A DEDICATED poppy seller has been setting up shop in a supermarket in the build up to Armistice Day every November for 38 years.

Joan Sullivan, 88, has been doing her bit inside the Tesco Metro in Boundary Road, Hove, since 1980.

She joined the Royal British Legion in that year and has now been a friendly face for shoppers for close to four decades.

She said: “There is a lot of people that like the poppies.

“I like meeting people that I haven’t seen for years.

“My old schools friends used to do it together but unfortunately a lot of them have gone now.

“I sell the poppies because it helps the soldiers who have been wounded, the money goes to them.

“I just like doing it.”

Joan, who always as a kind smile to greet shoppers, has been highly praised by staff at the store.

Warren Partridge, store manager for Tesco Metro, Hove, said: “It’s great to have Joan here. To come back year after year and support is fantastic.

“Not many people give this much time for so long to.

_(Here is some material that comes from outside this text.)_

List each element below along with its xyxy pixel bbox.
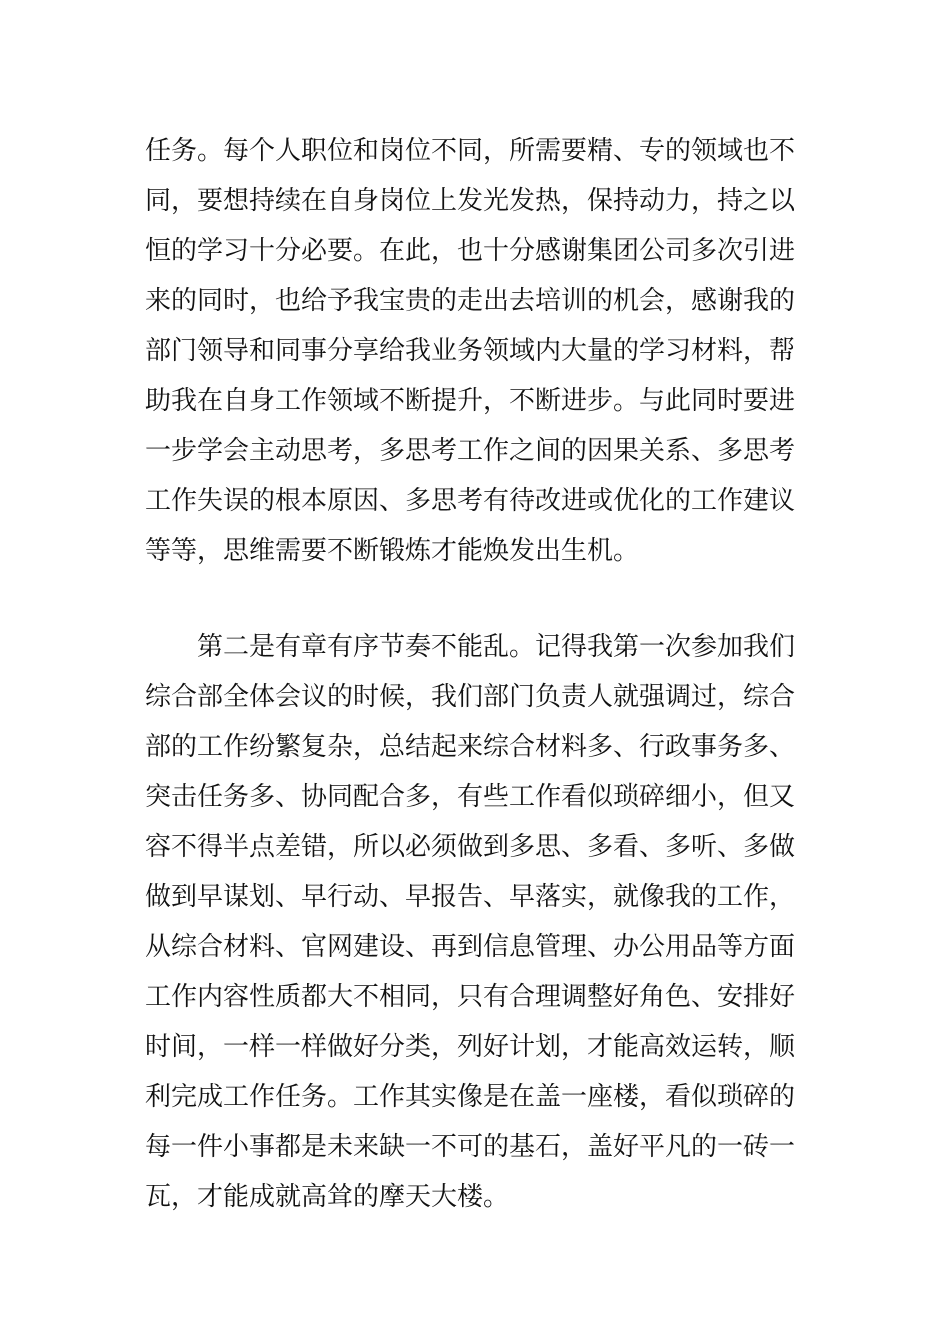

“It’s a great achievement.”

Joan said it was her husband who encouraged her to join the Royal British Legion.

She said: "My husband used to be a standard bearer and he said I should come and join.

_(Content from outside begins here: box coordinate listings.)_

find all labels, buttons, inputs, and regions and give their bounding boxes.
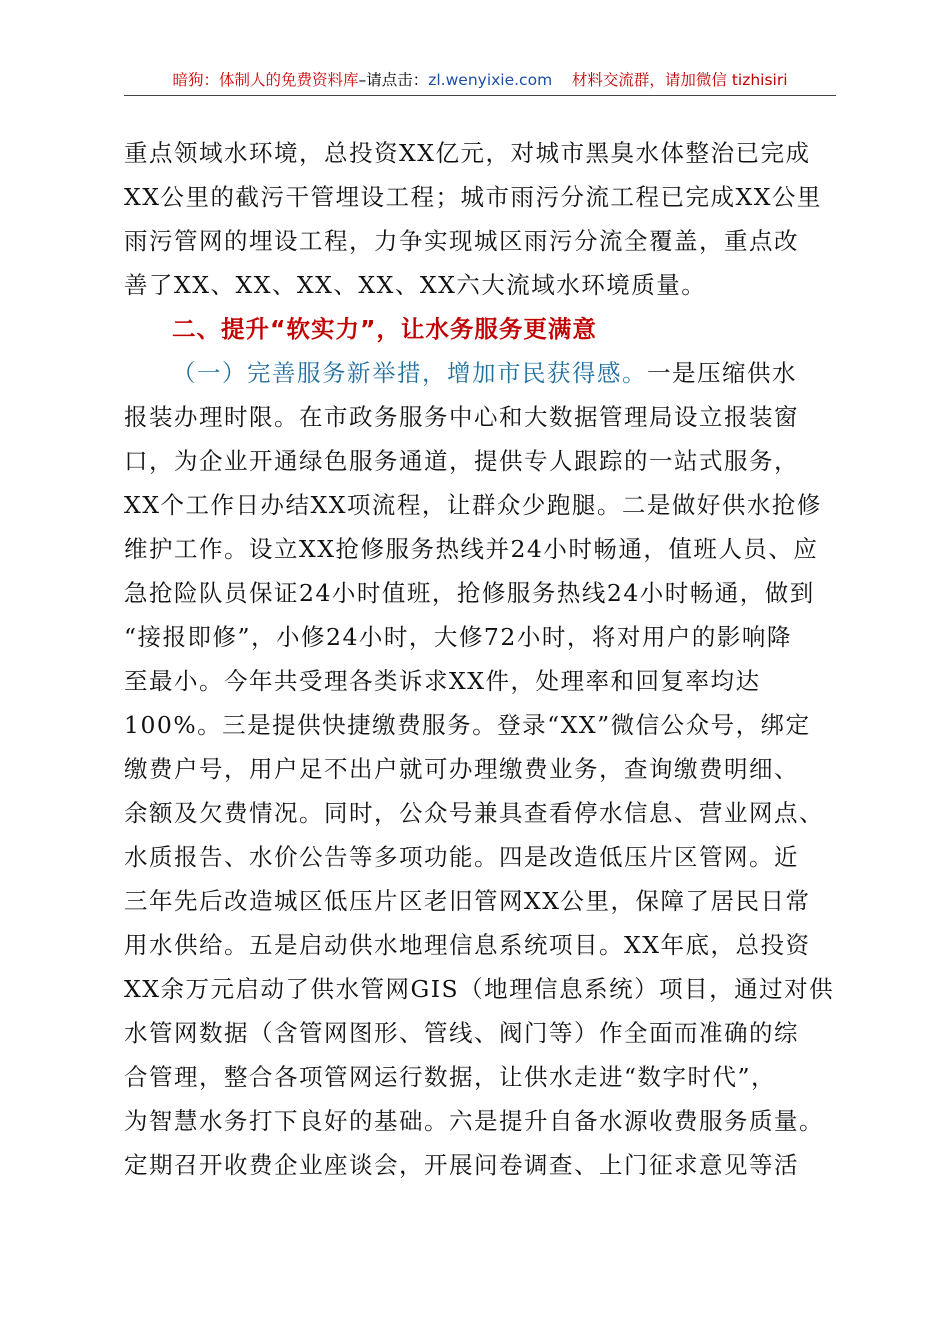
- header-watermark-text: 暗狗：体制人的免费资料库: [172, 71, 359, 89]
- text-line: 雨污管网的埋设工程，力争实现城区雨污分流全覆盖，重点改: [124, 227, 799, 255]
- header-site-link[interactable]: zl.wenyixie.com: [428, 71, 553, 89]
- text-line: 定期召开收费企业座谈会，开展问卷调查、上门征求意见等活: [124, 1151, 799, 1179]
- document-body: [124, 131, 844, 1187]
- text-line: 为智慧水务打下良好的基础。六是提升自备水源收费服务质量。: [124, 1107, 824, 1135]
- text-line: 口，为企业开通绿色服务通道，提供专人跟踪的一站式服务，: [124, 447, 799, 475]
- section-heading: 二、提升“软实力”，让水务服务更满意: [172, 315, 597, 343]
- text-line: 水管网数据（含管网图形、管线、阀门等）作全面而准确的综: [124, 1019, 799, 1047]
- header-wechat-note: 材料交流群，请加微信 tizhisiri: [571, 71, 788, 89]
- text-line: 余额及欠费情况。同时，公众号兼具查看停水信息、营业网点、: [124, 799, 824, 827]
- text-line: XX余万元启动了供水管网GIS（地理信息系统）项目，通过对供: [124, 975, 835, 1003]
- subsection-first-line: [124, 351, 844, 395]
- text-line: 报装办理时限。在市政务服务中心和大数据管理局设立报装窗: [124, 403, 799, 431]
- text-line: 至最小。今年共受理各类诉求XX件，处理率和回复率均达: [124, 667, 761, 695]
- page-header: [124, 66, 836, 94]
- text-line: XX个工作日办结XX项流程，让群众少跑腿。二是做好供水抢修: [124, 491, 822, 519]
- text-line: 三年先后改造城区低压片区老旧管网XX公里，保障了居民日常: [124, 887, 811, 915]
- subsection-title: （一）完善服务新举措，增加市民获得感。: [172, 359, 647, 387]
- text-line: 缴费户号，用户足不出户就可办理缴费业务，查询缴费明细、: [124, 755, 799, 783]
- header-click-label: –请点击：: [358, 71, 429, 89]
- text-line: “接报即修”，小修24小时，大修72小时，将对用户的影响降: [124, 623, 792, 651]
- text-line: XX公里的截污干管埋设工程；城市雨污分流工程已完成XX公里: [124, 183, 822, 211]
- text-line: 急抢险队员保证24小时值班，抢修服务热线24小时畅通，做到: [124, 579, 815, 607]
- text-line: 100%。三是提供快捷缴费服务。登录“XX”微信公众号，绑定: [124, 711, 811, 739]
- header-divider: [124, 95, 836, 96]
- text-line: 用水供给。五是启动供水地理信息系统项目。XX年底，总投资: [124, 931, 811, 959]
- text-line: 善了XX、XX、XX、XX、XX六大流域水环境质量。: [124, 271, 707, 299]
- text-line: 水质报告、水价公告等多项功能。四是改造低压片区管网。近: [124, 843, 799, 871]
- text-line: 合管理，整合各项管网运行数据，让供水走进“数字时代”，: [124, 1063, 777, 1091]
- text-line: 维护工作。设立XX抢修服务热线并24小时畅通，值班人员、应: [124, 535, 819, 563]
- subsection-first-line-text: 一是压缩供水: [647, 359, 797, 387]
- text-line: 重点领域水环境，总投资XX亿元，对城市黑臭水体整治已完成: [124, 139, 811, 167]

“At the time there used to be over 100 ladies there and now that number has gone down.”

As well as her poppy duties, Joan has had many roles during her time in the Legion.

She said: “I used to be a chairman of the British Legion.

“I was also chairman of the ladies’ branch and then all of a sudden we had to close because we didn’t have enough ladies to carry on.”

The Royal British Legion was formed on May 15, 1921.

It brought together four national organisations of ex-servicemen that had been established following the First World War.